Sebagai anak, Anda bisa membicarakan kontribusi keuangan untuk orangtua bersama saudara sekandung lainnya. Umumnya orangtua tak ingin merepotkan anaknya dan enggan membicarakan kesulitan keuangannya. Sebaiknya minta saudara tertua untuk menyampaikan rencana keuangan keluarga untuk membantu orangtua. Jika Anda sudah menikah, kontribusi keuangan untuk orangtua juga perlu disepakati bersama pasangan.
9. Asuransi kesehatan untuk orangtua.
Jangan menunggu hingga orangtua berusia 50-60 tahun, baru Anda mempertimbangkan untuk membuat asuransi kesehatan untuk mereka.

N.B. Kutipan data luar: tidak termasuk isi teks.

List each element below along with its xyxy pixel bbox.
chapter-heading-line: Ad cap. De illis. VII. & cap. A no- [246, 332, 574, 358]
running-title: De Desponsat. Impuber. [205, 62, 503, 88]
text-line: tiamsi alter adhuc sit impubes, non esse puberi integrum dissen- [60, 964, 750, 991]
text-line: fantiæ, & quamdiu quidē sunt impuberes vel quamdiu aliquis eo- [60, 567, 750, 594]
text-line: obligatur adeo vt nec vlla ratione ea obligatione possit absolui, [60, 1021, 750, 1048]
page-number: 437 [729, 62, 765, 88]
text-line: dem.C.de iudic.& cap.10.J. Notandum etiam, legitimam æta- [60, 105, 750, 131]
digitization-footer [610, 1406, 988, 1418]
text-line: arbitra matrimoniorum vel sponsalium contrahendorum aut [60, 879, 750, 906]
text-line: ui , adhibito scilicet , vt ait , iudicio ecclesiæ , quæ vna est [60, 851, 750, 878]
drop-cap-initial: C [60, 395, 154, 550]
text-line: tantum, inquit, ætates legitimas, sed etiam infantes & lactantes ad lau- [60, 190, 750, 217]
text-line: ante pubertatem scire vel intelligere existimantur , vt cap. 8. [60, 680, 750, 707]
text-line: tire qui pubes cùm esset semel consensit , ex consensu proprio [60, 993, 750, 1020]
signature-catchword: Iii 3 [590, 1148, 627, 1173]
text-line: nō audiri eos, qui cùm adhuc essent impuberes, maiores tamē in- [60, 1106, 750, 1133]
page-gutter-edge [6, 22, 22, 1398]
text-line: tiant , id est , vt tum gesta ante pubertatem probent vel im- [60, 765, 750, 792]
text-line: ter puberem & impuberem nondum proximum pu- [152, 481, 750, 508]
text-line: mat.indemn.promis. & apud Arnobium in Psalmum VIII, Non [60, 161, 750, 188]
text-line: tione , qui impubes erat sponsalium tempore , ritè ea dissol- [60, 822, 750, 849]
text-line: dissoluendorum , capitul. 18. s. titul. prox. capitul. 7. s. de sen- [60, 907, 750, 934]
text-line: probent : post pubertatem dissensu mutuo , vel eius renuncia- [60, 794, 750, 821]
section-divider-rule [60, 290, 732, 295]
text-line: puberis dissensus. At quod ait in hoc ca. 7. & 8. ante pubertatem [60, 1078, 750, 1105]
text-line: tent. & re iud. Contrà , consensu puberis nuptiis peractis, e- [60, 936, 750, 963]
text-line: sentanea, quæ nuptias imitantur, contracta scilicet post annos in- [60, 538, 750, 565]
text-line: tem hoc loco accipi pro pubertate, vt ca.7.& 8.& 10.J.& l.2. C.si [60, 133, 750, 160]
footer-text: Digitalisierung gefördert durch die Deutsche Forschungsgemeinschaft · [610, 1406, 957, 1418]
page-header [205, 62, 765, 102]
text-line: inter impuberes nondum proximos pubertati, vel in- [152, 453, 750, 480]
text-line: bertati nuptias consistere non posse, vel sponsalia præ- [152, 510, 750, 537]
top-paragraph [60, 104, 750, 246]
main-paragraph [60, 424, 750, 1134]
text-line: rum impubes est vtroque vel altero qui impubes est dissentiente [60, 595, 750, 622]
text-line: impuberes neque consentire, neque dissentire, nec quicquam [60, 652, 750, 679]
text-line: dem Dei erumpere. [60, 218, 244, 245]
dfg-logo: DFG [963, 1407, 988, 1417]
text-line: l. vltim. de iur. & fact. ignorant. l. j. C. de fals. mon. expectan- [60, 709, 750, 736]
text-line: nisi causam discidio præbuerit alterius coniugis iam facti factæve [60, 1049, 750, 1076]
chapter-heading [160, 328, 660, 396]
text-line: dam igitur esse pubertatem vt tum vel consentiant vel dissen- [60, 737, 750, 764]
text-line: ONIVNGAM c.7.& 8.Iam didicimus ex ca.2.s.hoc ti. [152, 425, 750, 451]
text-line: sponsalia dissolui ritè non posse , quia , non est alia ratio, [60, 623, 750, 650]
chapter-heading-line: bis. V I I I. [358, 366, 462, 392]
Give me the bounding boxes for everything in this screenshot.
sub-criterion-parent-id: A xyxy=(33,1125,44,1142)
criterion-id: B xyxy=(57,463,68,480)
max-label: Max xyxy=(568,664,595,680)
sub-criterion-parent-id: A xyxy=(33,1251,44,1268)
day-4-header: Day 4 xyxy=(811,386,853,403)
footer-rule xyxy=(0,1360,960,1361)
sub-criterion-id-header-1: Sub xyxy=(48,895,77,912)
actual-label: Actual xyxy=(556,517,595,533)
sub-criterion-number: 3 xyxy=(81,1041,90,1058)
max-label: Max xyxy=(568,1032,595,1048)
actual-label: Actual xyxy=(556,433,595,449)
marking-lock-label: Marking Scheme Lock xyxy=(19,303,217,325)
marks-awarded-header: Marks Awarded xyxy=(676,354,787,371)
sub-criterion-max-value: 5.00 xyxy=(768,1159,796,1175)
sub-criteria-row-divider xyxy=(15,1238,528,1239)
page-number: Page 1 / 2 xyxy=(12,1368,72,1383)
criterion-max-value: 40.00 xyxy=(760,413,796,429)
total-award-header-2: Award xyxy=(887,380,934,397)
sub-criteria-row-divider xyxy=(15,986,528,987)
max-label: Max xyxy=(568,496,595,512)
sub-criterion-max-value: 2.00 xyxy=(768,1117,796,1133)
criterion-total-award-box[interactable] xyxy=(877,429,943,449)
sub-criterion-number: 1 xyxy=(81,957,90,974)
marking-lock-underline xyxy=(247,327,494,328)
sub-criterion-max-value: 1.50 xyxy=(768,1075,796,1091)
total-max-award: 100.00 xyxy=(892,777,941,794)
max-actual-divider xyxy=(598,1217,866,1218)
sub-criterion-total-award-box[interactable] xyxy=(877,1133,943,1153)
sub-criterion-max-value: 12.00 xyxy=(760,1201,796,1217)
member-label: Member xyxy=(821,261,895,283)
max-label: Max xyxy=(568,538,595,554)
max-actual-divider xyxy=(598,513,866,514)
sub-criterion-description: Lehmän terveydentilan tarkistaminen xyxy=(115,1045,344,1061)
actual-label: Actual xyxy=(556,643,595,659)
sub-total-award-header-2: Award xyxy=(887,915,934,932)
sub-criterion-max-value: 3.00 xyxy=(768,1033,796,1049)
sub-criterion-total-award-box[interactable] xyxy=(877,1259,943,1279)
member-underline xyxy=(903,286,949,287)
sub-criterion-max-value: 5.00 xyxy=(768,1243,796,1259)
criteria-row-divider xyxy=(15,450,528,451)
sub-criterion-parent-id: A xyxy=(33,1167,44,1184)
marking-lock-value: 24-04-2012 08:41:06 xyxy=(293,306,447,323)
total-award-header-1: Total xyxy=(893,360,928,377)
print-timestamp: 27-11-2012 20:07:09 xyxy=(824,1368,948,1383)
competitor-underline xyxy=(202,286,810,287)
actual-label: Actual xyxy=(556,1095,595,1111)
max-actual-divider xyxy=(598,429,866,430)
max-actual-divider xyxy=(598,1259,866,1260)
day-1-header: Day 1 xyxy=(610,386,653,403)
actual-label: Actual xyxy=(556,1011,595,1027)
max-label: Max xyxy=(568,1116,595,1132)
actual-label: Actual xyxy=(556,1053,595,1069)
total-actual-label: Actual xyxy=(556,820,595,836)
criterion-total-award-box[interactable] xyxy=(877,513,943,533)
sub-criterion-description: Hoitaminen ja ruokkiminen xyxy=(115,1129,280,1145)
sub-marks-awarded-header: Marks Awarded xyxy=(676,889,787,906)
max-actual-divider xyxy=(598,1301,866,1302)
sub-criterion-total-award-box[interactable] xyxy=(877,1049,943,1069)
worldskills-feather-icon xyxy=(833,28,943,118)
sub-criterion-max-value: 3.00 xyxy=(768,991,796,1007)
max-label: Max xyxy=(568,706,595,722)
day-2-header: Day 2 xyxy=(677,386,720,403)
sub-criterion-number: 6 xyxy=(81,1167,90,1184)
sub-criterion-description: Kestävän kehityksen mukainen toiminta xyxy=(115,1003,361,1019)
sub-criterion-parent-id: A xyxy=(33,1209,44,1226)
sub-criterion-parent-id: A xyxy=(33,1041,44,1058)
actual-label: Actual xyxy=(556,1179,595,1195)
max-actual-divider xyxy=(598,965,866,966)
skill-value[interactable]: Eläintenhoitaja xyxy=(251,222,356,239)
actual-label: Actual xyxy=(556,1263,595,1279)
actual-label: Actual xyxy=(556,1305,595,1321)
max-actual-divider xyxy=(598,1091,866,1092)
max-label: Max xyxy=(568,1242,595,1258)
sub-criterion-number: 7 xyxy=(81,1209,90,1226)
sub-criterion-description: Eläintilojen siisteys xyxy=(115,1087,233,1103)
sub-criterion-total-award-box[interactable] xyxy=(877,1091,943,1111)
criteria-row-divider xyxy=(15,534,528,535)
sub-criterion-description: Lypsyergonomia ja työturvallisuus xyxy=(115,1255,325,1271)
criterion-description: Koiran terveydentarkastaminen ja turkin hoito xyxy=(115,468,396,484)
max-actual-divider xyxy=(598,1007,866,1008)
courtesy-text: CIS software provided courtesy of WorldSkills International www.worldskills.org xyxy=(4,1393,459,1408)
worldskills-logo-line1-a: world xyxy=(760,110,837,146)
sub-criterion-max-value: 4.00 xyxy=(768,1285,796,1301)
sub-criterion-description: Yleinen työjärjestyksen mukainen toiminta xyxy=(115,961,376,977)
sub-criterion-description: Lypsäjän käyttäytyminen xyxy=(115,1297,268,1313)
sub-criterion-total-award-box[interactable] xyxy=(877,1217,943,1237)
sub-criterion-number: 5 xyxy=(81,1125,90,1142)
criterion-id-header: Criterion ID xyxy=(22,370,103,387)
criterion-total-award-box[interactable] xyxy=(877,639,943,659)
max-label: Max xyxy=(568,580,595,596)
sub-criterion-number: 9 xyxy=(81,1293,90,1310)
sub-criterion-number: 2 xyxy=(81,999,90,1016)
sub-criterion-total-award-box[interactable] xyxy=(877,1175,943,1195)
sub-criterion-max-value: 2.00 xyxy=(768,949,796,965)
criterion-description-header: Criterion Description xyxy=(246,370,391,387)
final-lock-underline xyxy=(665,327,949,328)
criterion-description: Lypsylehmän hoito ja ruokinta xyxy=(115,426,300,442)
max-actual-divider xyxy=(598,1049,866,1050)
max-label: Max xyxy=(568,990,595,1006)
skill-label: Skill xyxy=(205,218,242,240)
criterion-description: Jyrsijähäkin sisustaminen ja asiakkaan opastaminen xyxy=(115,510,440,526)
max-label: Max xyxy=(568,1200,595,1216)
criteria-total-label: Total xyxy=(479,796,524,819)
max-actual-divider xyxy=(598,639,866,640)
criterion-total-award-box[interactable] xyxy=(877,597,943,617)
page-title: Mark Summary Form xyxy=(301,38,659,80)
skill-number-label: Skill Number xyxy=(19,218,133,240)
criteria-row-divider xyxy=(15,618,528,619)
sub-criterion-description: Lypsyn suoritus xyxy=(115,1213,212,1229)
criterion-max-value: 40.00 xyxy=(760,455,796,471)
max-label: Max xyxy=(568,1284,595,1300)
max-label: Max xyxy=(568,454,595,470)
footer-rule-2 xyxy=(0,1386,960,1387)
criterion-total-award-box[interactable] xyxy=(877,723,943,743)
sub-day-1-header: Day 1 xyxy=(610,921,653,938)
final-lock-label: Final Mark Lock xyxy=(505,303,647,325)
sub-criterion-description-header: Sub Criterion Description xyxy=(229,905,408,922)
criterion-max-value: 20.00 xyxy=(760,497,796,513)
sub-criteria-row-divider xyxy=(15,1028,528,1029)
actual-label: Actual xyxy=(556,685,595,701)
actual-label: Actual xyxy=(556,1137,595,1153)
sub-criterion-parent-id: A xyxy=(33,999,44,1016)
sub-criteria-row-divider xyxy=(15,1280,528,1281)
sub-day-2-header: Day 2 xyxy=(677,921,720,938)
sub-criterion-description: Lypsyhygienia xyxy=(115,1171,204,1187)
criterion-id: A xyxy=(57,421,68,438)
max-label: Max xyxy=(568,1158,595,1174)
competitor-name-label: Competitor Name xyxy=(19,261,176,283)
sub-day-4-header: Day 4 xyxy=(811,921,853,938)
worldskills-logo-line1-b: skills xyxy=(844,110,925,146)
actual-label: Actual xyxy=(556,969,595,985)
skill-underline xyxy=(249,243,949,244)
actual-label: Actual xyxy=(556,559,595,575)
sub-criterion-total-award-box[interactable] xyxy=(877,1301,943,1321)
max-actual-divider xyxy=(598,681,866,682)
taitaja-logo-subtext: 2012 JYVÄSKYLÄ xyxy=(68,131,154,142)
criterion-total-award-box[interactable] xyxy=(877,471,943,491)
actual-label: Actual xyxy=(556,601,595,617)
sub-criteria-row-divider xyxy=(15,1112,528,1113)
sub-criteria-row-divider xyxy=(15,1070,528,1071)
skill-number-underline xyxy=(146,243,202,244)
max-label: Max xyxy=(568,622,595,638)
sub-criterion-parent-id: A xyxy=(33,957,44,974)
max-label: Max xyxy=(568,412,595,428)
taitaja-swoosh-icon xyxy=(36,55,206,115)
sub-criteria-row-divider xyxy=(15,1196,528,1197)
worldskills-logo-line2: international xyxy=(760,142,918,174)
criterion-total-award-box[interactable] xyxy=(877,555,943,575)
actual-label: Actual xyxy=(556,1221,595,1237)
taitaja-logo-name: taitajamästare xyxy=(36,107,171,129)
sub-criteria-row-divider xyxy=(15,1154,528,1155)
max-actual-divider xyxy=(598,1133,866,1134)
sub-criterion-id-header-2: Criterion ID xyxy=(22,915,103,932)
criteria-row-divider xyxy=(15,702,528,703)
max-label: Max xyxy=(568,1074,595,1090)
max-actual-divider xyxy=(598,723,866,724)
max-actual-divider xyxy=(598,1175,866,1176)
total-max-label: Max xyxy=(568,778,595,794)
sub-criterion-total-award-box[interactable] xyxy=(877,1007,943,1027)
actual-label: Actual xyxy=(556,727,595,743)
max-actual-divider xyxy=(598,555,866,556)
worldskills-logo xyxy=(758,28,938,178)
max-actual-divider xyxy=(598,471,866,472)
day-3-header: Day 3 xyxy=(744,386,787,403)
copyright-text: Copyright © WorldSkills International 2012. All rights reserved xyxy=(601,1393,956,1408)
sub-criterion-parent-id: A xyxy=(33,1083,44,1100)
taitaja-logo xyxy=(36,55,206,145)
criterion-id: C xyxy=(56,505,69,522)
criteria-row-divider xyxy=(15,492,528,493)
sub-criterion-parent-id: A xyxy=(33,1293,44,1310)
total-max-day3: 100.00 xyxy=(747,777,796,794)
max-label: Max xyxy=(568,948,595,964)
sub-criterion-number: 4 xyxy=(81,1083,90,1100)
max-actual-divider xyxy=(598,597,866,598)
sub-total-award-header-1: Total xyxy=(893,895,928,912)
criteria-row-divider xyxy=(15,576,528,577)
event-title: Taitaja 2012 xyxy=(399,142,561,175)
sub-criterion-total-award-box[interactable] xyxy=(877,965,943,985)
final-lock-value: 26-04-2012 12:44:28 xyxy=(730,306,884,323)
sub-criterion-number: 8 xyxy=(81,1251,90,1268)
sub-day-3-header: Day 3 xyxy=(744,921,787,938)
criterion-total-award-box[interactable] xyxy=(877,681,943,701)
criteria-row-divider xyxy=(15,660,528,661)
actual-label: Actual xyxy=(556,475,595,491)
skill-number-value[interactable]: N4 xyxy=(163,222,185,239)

Siapkan asuransi kesehatan bagi orangtua secepat mungkin, supaya Anda tidak merasa keberatan bila suatu saat orangtua sakit berat.
Perbanyak informasi yang tepat sebelum memilih produk asuransi kesehatan jangka panjang. Berikan pengertian kepada orangtua mengenai manfaat asuransi ini. Karena belum tentu mereka merasa perlu membeli produk asuransi, atau karena tak ingin merepotkan anaknya. Berikan contoh kasus keluarga atau teman yang kesulitan membayar biaya kesehatan tanpa asuransi. Lalu ajak orangtua Anda bicara mengenai pilihan produk asuransi yang sudah Anda cari tahu sebelumnya.
10. Wali keuangan.
Dalam keadaan darurat, siapa yang bisa Anda percaya untuk mengurus keuangan Anda? Begitupun dengan orangtua Anda. Saat usianya semakin menua, kepada siapa keputusan keuangan akan diserahkannya?
Bicarakan kepada orangtua Anda tentang wali keuangan keluarga ini. Jika merasa lebih adil dengan menyewa pengacara, buatlah kesepakatan keluarga. Atau jika merasa nyaman dengan keluarga, tunjuklah orang yang paling dipercaya untuk mengelola keuangan keluarga.
Pembicaraan ini bukan soal warisan. Namun, lebih kepada persiapan pengelolaan keuangan keluarga yang lebih terkendali. Dengan dibicarakan sejak awal, Anda dan keluarga berjalan di atas kesepakatan bersama seputar keuangan keluarga, dengan lebih nyaman dan terencana.